A Multistate Tax Compact (MTC) election is applicable to both the net income base and modified gross receipts base of the Michigan Business Tax (MBT), the Michigan Supreme Court ruled in International Business Machines v. Michigan Department of Treasury. Miller Canfield represented IBM in the dispute.
The court held that both MBT tax bases constituted an "income tax" as that term is defined in the MTC.
How the election benefits a taxpayer
The MTC election involves the application of a three-factor formula consisting of the average of a taxpayer's property, payroll, and sales in Michigan (property + payroll + sales / 3). The MBT used only a sales ratio; therefore taxpayers with a greater proportion of their property and payroll outside of Michigan than their sales into the state would benefit from the election. Conversely, those taxpayers with a greater concentration of property and payroll within Michigan than sales would not benefit. Other differences exist in the items included in the sales formula and how services are sourced which can also benefit companies with their primary base of operations outside of the state.

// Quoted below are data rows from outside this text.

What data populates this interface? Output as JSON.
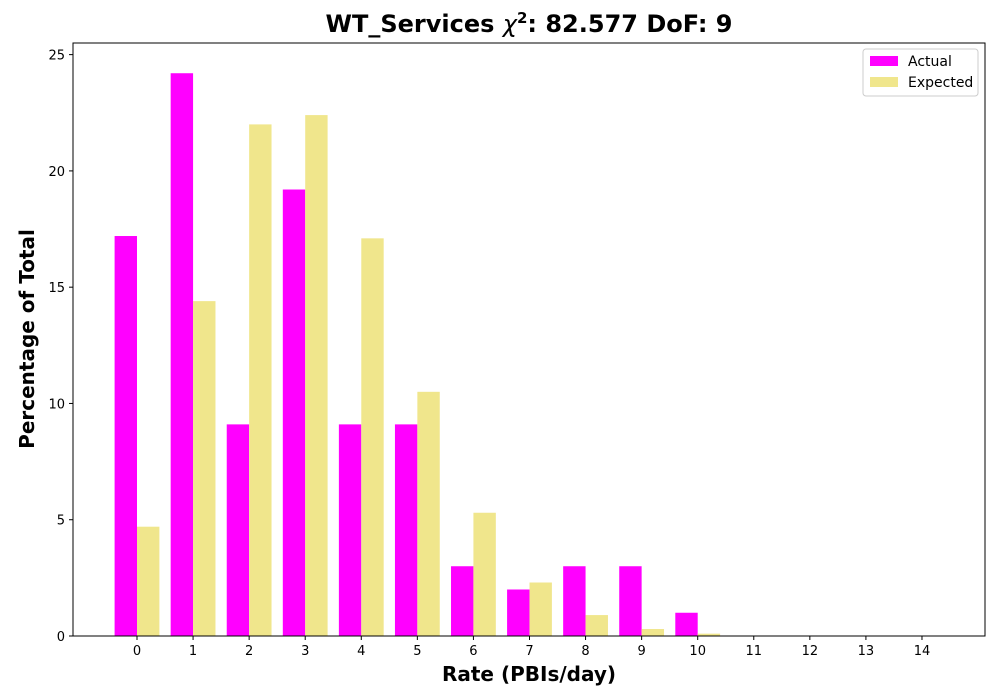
{
  "chart_data": {
    "type": "bar",
    "title_prefix": "WT_Services ",
    "title_chi": "χ",
    "title_sup": "2",
    "title_suffix": ": 82.577 DoF: 9",
    "xlabel": "Rate (PBIs/day)",
    "ylabel": "Percentage of Total",
    "categories": [
      "0",
      "1",
      "2",
      "3",
      "4",
      "5",
      "6",
      "7",
      "8",
      "9",
      "10",
      "11",
      "12",
      "13",
      "14"
    ],
    "series": [
      {
        "name": "Actual",
        "color": "#ff00ff",
        "values": [
          17.2,
          24.2,
          9.1,
          19.2,
          9.1,
          9.1,
          3.0,
          2.0,
          3.0,
          3.0,
          1.0,
          0,
          0,
          0,
          0
        ]
      },
      {
        "name": "Expected",
        "color": "#f0e68c",
        "values": [
          4.7,
          14.4,
          22.0,
          22.4,
          17.1,
          10.5,
          5.3,
          2.3,
          0.9,
          0.3,
          0.1,
          0.02,
          0,
          0,
          0
        ]
      }
    ],
    "ylim": [
      0,
      25.5
    ],
    "yticks": [
      "0",
      "5",
      "10",
      "15",
      "20",
      "25"
    ],
    "grid": false,
    "legend_position": "top-right"
  }
}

Decision rests on statutory, and not contractual or constitutional grounds
The Supreme Court determined, as a matter of statutory construction, the MTC election could not have been repealed by implication by the mere enactment of the MBT containing its own apportionment formula, because the MTC election always contemplated the existence of a tax with an apportionment scheme that deviated from the MTC model. Thus, the Court reversed the decision of the Court of Appeals that the election was implicitly repealed when the MBT was enacted in 2007 and took effect on January 1, 2008.
Because the election was found to apply as a mere matter of statutory construction, the court did not address the taxpayer's alternative arguments that the election was promised under a contractual commitment with other states when Michigan became a member of the compact in 1970, and that the unilateral repeal of the election violated the contracts clause of the constitution. These issues are currently being considered in other state tax litigation concerning the MTC election, notably, by the California Supreme Court in Gillette v Franchise Tax Board.
Applicability of decision to other claims
IBM's case arose from an election made on an original return filed by the taxpayer in 2008. The multistate tax compact was amended in 2011 to provide that the election is no longer available beginning January 1, 2011, so the decision is directly applicable only to MBT tax years 2008–2010. The court did not settle the question of whether the amendment of the compact in 2011 violated the contractual commitments of the compact or the contracts clause of the Constitution; therefore the decision does not address the viability of refund claims for 2011 – the last year the MBT was in effect – or for years beginning in 2012 when Michigan enacted a corporate income tax to replace the MBT. The case also did not specifically address whether taxpayers can make the MTC election on an amended return as opposed to an original return.
Finality of decision
The decision of the Michigan Supreme Court is final, unless the court revises its opinion upon a motion for reconsideration. Such motions are often filed but rarely granted. Further review of the decision could be petitioned to the U.S. Supreme Court, but such a petition would not modify the binding effect of the decision. Review by the U.S. Supreme Court would be highly unlikely given that the case was decided on statutory grounds.
Next steps for taxpayers
Since the decision is applicable to tax years 2008-2010, the focus will now be on refund claims for those years. Generally, refund claims not previously filed for 2008 would be barred by the four-year statute of limitations, which would have expired no later than December 31, 2013 unless held open by an audit or other event, but claims for 2009 and 2010 would be viable in many cases. Claims for years after the MTC statute was amended for 2011 under the MBT and in 2012 and later years under the corporate income tax are not necessarily precluded, but would rely on arguments not considered by the Court in IBM. The outcome of the California litigation in Gillette, which is expected to be decided by the California Supreme Court in late 2014 or early 2015, would be relevant to such claims.
Taxpayers may therefore wish to review their returns for prior periods and consider filing claims for refund if the MTC election is favorable.